JSE-listed Vukile Property Fund today declared a distribution of 54.81c per linked unit which represented growth of 5.0% for the six months ended September 2013.

Vukile said the portfolio had changed dramatically over the past year, with highlights during the six months under review including the relaunch of Randburg Square following a three-phase R207m upgrade; the completion of the R1bn Encha transaction in which Vukile acquired four government-tenanted properties; the acquisition of 50% of East Rand Mall for R1.1bn; the acquisition of Hammarsdale Junction for R194m; and the sale of R287m worth of higher-risk properties.

The group’s net profit available for distribution was R343.8 million — a rise of 28% from the comparable period.

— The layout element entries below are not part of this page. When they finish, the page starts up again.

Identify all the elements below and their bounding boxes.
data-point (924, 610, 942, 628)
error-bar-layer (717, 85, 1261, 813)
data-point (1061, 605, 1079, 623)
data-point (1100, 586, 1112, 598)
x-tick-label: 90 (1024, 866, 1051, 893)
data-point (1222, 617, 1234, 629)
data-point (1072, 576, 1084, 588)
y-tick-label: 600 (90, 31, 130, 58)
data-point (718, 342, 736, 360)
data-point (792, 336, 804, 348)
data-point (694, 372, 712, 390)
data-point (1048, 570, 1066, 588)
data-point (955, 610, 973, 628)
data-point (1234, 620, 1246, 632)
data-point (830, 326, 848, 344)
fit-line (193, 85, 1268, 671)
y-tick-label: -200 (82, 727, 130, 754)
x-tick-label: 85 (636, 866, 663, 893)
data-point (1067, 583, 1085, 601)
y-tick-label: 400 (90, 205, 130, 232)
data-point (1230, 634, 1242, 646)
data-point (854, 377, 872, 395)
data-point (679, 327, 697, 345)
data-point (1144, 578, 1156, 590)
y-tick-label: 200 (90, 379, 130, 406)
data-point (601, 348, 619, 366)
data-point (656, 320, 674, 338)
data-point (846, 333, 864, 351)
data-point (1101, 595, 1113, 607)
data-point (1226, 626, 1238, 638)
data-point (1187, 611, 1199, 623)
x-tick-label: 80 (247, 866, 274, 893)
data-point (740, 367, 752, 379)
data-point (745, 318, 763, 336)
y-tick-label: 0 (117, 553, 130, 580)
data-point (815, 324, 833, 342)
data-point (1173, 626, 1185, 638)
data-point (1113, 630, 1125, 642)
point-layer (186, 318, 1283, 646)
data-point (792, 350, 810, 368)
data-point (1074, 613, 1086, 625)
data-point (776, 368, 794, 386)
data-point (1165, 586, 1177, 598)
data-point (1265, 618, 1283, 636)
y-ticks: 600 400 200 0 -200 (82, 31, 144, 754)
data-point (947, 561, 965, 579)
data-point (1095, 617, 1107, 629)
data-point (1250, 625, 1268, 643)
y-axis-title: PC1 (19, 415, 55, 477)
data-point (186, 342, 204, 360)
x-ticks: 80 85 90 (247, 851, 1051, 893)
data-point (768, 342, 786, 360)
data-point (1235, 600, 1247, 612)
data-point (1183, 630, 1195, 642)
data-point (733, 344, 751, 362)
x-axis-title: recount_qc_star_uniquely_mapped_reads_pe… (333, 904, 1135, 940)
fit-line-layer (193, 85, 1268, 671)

Chief executive Laurence Rapp said significant progress had been made in the last six months in developing a better quality and lower risk portfolio.  "This can be seen by our strong retail (52%), sovereign tenant (10%) and hospital (3%) assets now representing the lion's share (65%) of the overall portfolio," he said.

Net profit from property operations, excluding straight-line rental accruals, increased by 17.6% to R406.9 million (September 2012: R346.0 million) with the portfolio showing like-for-like growth of a very credible 8.1%.  Vacancies, measured as a percentage of gross rentals, decreased to 6.7% from 7.1% in March 2013.  The acquisitions and disposals have also significantly improved the lease expiry profile of the portfolio.

New leases and renewals with a total area of 150 579 metres squared and a contract value of R538.3 million were concluded.  78% of leases to be renewed during the review period were renewed or are in the process of being renewed.

Looking ahead, Rapp said that while he did not expect to see a significant improvement in the macro operating environment, the portfolio was well positioned to produce better growth going forward.  "Our retail assets continue to perform well and we have been encouraged by an increase in demand for industrial space. The office sector remains the most challenging though," he said.

"The business is in good shape and we are confident of meeting our distribution growth guidelines for 2014 of between 4% and 6% off a normalised base of 120.44 cents per linked unit and thereafter seeing a healthy increase in distribution growth for 2015.”